Woman adopted by U.S. citizen 30-years ago now faces deportation, P. 2

On Behalf of | May 31, 2012 | Deportation and Removal |

In the last post, this blog began a discussion of a 30-year-old woman’s plight in immigration court. The woman was adopted when she was three-months-old in 1982. Her mother died roughly 8-years later and had never sought to file citizenship paperwork for the child.

The India-born adoptive child turned 18-years-old just 11 months before federal immigration law generally made citizenship automatic in similar types of cases and the 30-year-old woman is now facing deportation. An immigration judge ruled that the Child Citizenship Act of 2000 does not apply to her situation. She appealed that decision to the U.S. Court of Appeals for the 10th Circuit, which does not control federal courts in Florida, but may serve as persuasive authority.

The federal appellate court agreed with the immigration judge. The immigration court had ruled that the Child Citizenship Act of 2000 does not apply to the woman. The 2000 law grants automatic citizenship to certain foreign-born children who were 18 or younger when the law went into effect on February 27, 2001. The woman missed the cut-off date by roughly 11 months-she was born April 1, 1982 and turned 18 in the year 2000.

The woman is seeking (through immigration law attorneys) to find a way to remain in the only country that she has ever known. The attorneys are considering a variety of options-ranging from appealing the case to the U.S. Supreme Court, to working with the Indian government.

The woman is also considering seeking to withdraw her 2004 guilty plea. She says that she believed that she was a U.S. citizen when she entered that plea and did not know of the potential deportation implications that entering the guilty plea could create.

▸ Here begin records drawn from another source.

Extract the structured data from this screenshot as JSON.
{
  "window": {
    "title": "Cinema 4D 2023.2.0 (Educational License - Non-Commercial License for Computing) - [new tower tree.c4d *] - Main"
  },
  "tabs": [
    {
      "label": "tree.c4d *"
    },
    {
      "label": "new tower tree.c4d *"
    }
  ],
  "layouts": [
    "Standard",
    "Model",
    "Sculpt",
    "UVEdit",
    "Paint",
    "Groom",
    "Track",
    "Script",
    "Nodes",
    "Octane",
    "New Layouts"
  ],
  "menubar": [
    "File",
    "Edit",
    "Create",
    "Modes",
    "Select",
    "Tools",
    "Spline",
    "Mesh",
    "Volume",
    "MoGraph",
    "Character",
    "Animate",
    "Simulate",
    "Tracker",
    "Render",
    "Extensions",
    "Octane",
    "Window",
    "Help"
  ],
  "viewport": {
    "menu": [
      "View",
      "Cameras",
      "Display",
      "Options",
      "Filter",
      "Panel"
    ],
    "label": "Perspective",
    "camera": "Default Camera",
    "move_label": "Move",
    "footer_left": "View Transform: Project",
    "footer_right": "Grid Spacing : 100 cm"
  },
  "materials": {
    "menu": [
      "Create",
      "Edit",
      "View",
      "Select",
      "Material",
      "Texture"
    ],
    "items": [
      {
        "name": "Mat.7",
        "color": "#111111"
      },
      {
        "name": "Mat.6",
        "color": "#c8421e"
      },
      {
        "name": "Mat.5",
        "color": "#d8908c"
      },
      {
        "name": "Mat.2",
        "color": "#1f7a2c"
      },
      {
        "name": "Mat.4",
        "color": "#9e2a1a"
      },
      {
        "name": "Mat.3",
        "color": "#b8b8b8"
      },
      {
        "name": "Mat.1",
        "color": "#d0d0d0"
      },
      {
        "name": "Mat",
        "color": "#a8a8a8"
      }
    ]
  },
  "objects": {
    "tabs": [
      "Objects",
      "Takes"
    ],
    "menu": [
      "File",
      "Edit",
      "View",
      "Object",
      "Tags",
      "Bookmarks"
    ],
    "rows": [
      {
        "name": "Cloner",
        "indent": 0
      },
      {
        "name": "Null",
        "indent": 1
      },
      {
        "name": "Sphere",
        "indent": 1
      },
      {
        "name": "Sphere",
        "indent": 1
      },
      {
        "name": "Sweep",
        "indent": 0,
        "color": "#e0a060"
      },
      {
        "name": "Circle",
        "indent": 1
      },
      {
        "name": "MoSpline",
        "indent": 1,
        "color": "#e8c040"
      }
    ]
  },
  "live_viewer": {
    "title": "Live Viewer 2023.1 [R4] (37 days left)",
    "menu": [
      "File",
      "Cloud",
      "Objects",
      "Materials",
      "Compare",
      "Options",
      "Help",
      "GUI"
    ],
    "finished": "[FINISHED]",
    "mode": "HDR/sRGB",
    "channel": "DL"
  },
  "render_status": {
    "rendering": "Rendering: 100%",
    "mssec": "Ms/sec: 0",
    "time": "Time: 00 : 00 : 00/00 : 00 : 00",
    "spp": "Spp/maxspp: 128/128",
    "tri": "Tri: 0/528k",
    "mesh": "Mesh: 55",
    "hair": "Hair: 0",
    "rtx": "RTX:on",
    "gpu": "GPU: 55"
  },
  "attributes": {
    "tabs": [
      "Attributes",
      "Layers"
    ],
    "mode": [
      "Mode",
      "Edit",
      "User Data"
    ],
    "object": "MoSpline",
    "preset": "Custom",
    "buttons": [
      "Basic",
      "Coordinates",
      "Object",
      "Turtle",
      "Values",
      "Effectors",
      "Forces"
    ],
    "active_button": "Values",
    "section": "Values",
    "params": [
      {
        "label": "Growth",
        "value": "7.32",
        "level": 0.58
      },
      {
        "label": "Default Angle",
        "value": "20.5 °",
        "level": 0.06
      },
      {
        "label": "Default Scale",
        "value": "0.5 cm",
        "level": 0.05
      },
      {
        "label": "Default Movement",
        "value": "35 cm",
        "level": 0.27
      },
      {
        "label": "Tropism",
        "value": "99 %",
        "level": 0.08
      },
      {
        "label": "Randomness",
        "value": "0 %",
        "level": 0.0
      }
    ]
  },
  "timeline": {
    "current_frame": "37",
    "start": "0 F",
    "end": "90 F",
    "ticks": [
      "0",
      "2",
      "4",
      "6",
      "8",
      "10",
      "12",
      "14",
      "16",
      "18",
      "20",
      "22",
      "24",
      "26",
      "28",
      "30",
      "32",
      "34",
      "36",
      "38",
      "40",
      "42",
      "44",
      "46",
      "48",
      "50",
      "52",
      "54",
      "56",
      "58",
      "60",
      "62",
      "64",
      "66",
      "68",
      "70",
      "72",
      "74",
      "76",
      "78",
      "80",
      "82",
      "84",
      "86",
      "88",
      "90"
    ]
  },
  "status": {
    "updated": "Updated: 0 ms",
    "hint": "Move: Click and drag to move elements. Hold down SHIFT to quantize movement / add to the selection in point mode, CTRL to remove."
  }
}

The woman has no contacts in India, and knows little about the country, other than what she may have learned during her education while growing up in Utah. The woman also suffers from Multiple Sclerosis and feels that deportation could have a severe adverse impact on her health. She says, “The deportation order which may force me to part from my physicians, family, and friends here, could be a death sentence to me.”